With a sudden flash of insight he remembered everything, why he had stayed away all day yesterday and why he had drunk himself insensible. Emily and Imogen at Jonathan’s grave; Imogen proclaiming to Emily that she could not marry him; their fight after; the pain he had felt at Imogen’s betrayal.

Rage began to pound within him, pushing aside the thickheaded befuddlement that had been present since he had been woken in such an abrupt manner. He swung his legs over the side of the bed and stood slowly, breathing deeply, trying to rein in his temper. Rivulets of water dripped from his clothes, pooling on the polished wood floor, but he paid it no mind. He towered over Imogen, expecting to see her shrink back, but she only stuck her chin out and narrowed her eyes.

“Perhaps you are the one who should be providing answers,” he said in biting tones.

“I get the distinct feeling,” Imogen said, not in the least cowed by his demeanor, “that you believe yourself to be wronged somehow.”

“No, just unfairly judged.”

“I assure you, the only thing I am judging you on is your asinine behavior to your sister yesterday.”

“Is that true?” He curled his lip. “Then why did I hear you declare that you cannot marry me?

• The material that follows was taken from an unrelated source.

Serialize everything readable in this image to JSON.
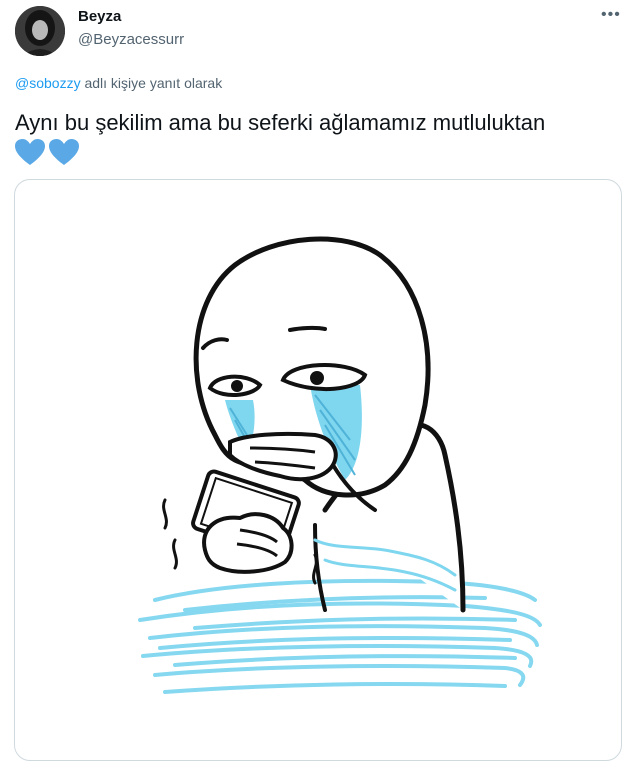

Do you mean to tell me that comment was not brought on by something Emily told you?”

Imogen blushed, but her eyes narrowed. “You know I have always been opposed to marriage,” she said, her voice low and saturated with pain.

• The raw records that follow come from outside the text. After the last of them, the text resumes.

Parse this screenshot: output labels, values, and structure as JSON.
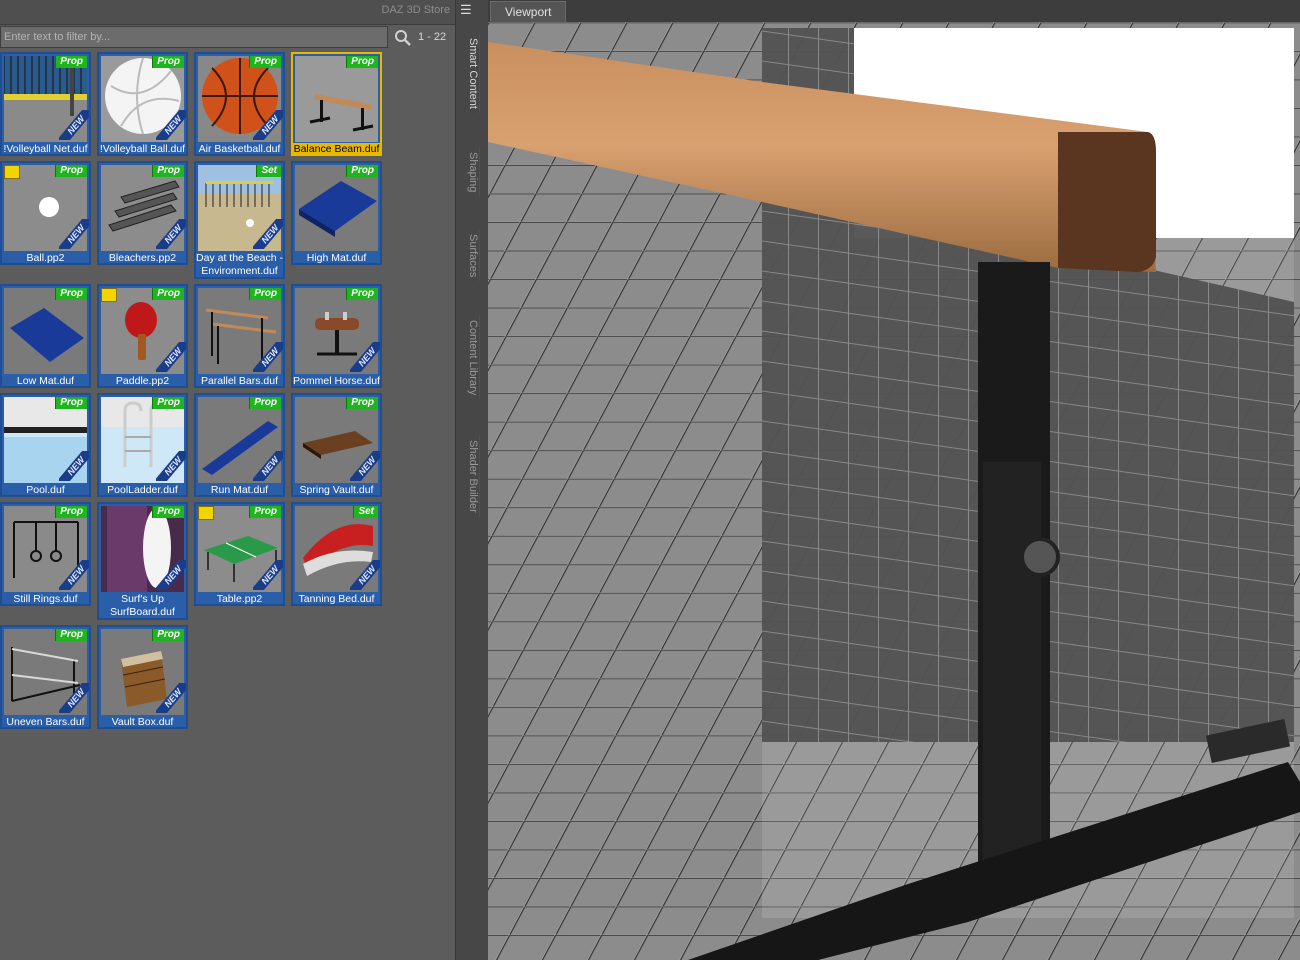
{
  "store": {
    "tab_label": "DAZ 3D Store"
  },
  "filter": {
    "placeholder": "Enter text to filter by...",
    "count": "1 - 22"
  },
  "side_tabs": [
    "Smart Content",
    "Shaping",
    "Surfaces",
    "Content Library",
    "Shader Builder"
  ],
  "viewport": {
    "tab_label": "Viewport"
  },
  "badges": {
    "new": "NEW"
  },
  "items": [
    {
      "label": "!Volleyball Net.duf",
      "badge": "Prop",
      "new": true,
      "tool": false,
      "icon": "volleyball-net-thumb"
    },
    {
      "label": "!Volleyball Ball.duf",
      "badge": "Prop",
      "new": true,
      "tool": false,
      "icon": "volleyball-thumb"
    },
    {
      "label": "Air Basketball.duf",
      "badge": "Prop",
      "new": true,
      "tool": false,
      "icon": "basketball-thumb"
    },
    {
      "label": "Balance Beam.duf",
      "badge": "Prop",
      "new": false,
      "tool": false,
      "icon": "balance-beam-thumb",
      "selected": true
    },
    {
      "label": "Ball.pp2",
      "badge": "Prop",
      "new": true,
      "tool": true,
      "icon": "ball-thumb"
    },
    {
      "label": "Bleachers.pp2",
      "badge": "Prop",
      "new": true,
      "tool": false,
      "icon": "bleachers-thumb"
    },
    {
      "label": "Day at the Beach -\nEnvironment.duf",
      "badge": "Set",
      "new": true,
      "tool": false,
      "icon": "beach-thumb"
    },
    {
      "label": "High Mat.duf",
      "badge": "Prop",
      "new": false,
      "tool": false,
      "icon": "high-mat-thumb"
    },
    {
      "label": "Low Mat.duf",
      "badge": "Prop",
      "new": false,
      "tool": false,
      "icon": "low-mat-thumb"
    },
    {
      "label": "Paddle.pp2",
      "badge": "Prop",
      "new": true,
      "tool": true,
      "icon": "paddle-thumb"
    },
    {
      "label": "Parallel Bars.duf",
      "badge": "Prop",
      "new": true,
      "tool": false,
      "icon": "parallel-bars-thumb"
    },
    {
      "label": "Pommel Horse.duf",
      "badge": "Prop",
      "new": true,
      "tool": false,
      "icon": "pommel-horse-thumb"
    },
    {
      "label": "Pool.duf",
      "badge": "Prop",
      "new": true,
      "tool": false,
      "icon": "pool-thumb"
    },
    {
      "label": "PoolLadder.duf",
      "badge": "Prop",
      "new": true,
      "tool": false,
      "icon": "pool-ladder-thumb"
    },
    {
      "label": "Run Mat.duf",
      "badge": "Prop",
      "new": true,
      "tool": false,
      "icon": "run-mat-thumb"
    },
    {
      "label": "Spring Vault.duf",
      "badge": "Prop",
      "new": true,
      "tool": false,
      "icon": "spring-vault-thumb"
    },
    {
      "label": "Still Rings.duf",
      "badge": "Prop",
      "new": true,
      "tool": false,
      "icon": "still-rings-thumb"
    },
    {
      "label": "Surf's Up\nSurfBoard.duf",
      "badge": "Prop",
      "new": true,
      "tool": false,
      "icon": "surfboard-thumb"
    },
    {
      "label": "Table.pp2",
      "badge": "Prop",
      "new": true,
      "tool": true,
      "icon": "table-thumb"
    },
    {
      "label": "Tanning Bed.duf",
      "badge": "Set",
      "new": true,
      "tool": false,
      "icon": "tanning-bed-thumb"
    },
    {
      "label": "Uneven Bars.duf",
      "badge": "Prop",
      "new": true,
      "tool": false,
      "icon": "uneven-bars-thumb"
    },
    {
      "label": "Vault Box.duf",
      "badge": "Prop",
      "new": true,
      "tool": false,
      "icon": "vault-box-thumb"
    }
  ]
}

A twinge of doubt crept in.

“You seem to be under the impression that somehow your sister sabotaged your chances,” she continued. “That could not be further from the truth.”

“What do you mean?”

“I did not lie yesterday when I said Emily has been your champion. She had just gotten through with trying to convince me to accept you before I declared I could not marry you.”

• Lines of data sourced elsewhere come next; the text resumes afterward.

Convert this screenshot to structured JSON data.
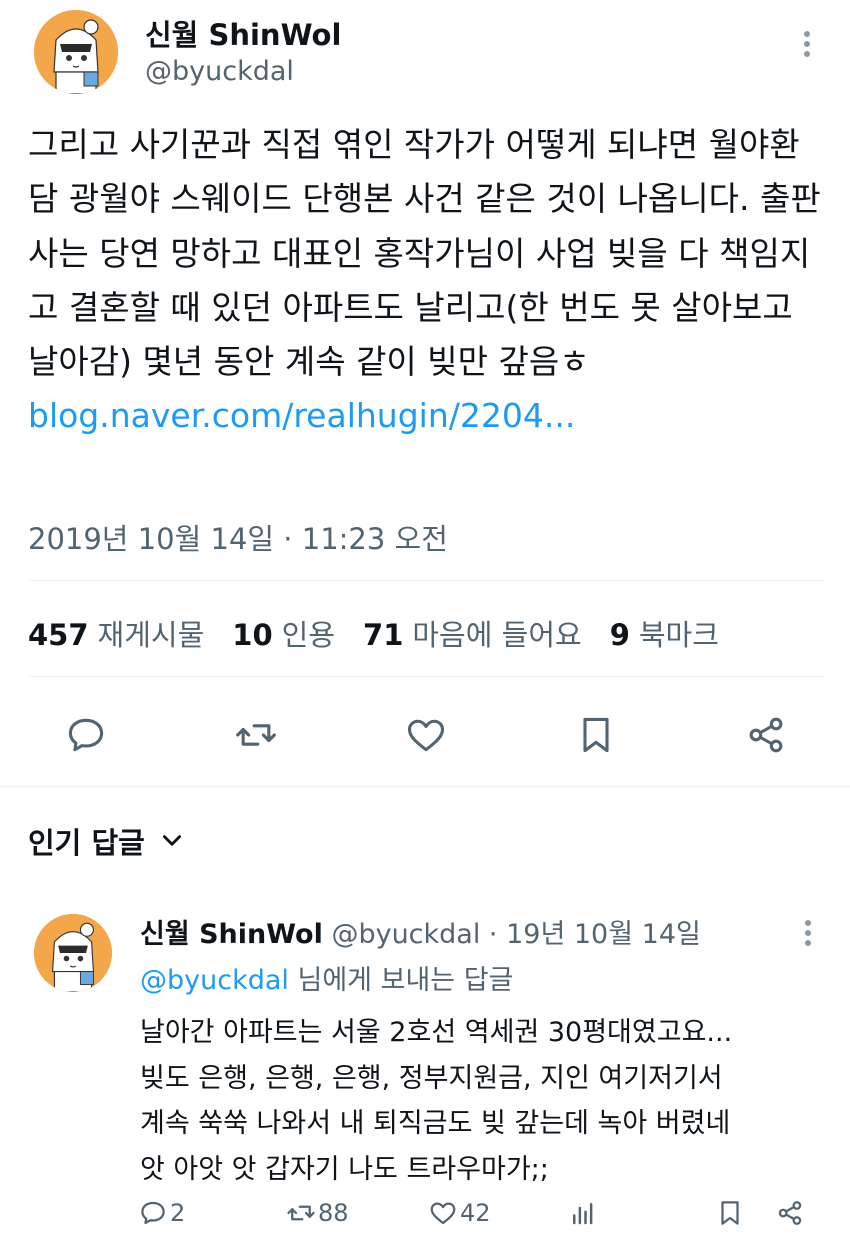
{
  "tweet": {
    "author_name": "신월 ShinWol",
    "author_handle": "@byuckdal",
    "body_text": "그리고 사기꾼과 직접 엮인 작가가 어떻게 되냐면 월야환담 광월야 스웨이드 단행본 사건 같은 것이 나옵니다. 출판사는 당연 망하고 대표인 홍작가님이 사업 빚을 다 책임지고 결혼할 때 있던 아파트도 날리고(한 번도 못 살아보고 날아감) 몇년 동안 계속 같이 빚만 갚음ㅎ",
    "link_text": "blog.naver.com/realhugin/2204...",
    "timestamp": "2019년 10월 14일 · 11:23 오전"
  },
  "stats": [
    {
      "num": "457",
      "label": "재게시물"
    },
    {
      "num": "10",
      "label": "인용"
    },
    {
      "num": "71",
      "label": "마음에 들어요"
    },
    {
      "num": "9",
      "label": "북마크"
    }
  ],
  "actions": {
    "reply_icon": "reply-icon",
    "retweet_icon": "retweet-icon",
    "like_icon": "heart-icon",
    "bookmark_icon": "bookmark-icon",
    "share_icon": "share-icon"
  },
  "popular_replies": {
    "label": "인기 답글"
  },
  "reply": {
    "author_name": "신월 ShinWol",
    "meta": "@byuckdal · 19년 10월 14일",
    "mention": "@byuckdal",
    "reply_to_suffix": "님에게 보내는 답글",
    "lines": [
      "날아간 아파트는 서울 2호선 역세권 30평대였고요...",
      "빚도 은행, 은행, 은행, 정부지원금, 지인 여기저기서",
      "계속 쑥쑥 나와서 내 퇴직금도 빚 갚는데 녹아 버렸네",
      "앗 아앗 앗 갑자기 나도 트라우마가;;"
    ],
    "reply_count": "2",
    "retweet_count": "88",
    "like_count": "42"
  },
  "colors": {
    "text": "#0f1419",
    "secondary": "#536471",
    "link": "#1d9bf0",
    "divider": "#eff3f4",
    "avatar_bg": "#f4a64a"
  }
}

He stared at her a long moment. “That cannot be.”

“Why, because you cannot conceive that I made my decision on my own? You think my mind would be altered by anything she could have told me?”

Pain washed through him. “Yes.”

Her eyes tensed at the corners like they used to when she went without her spectacles. “Perhaps you had best explain.”

Bitterness mingled with the pain. “What is the point? You have already declared you will not have me.”

He suddenly turned from her, unable to bear being so close to her now that he knew she was lost to him. He strode for the door to his dressing room.

“Where are you going?” Imogen cried. He could hear her scuttling after him but didn’t turn around.

“I’m going to change out of these clothes,” he said, the weary defeat in his voice apparent even to him, “and then we can see about getting you ready for your journey back to London.”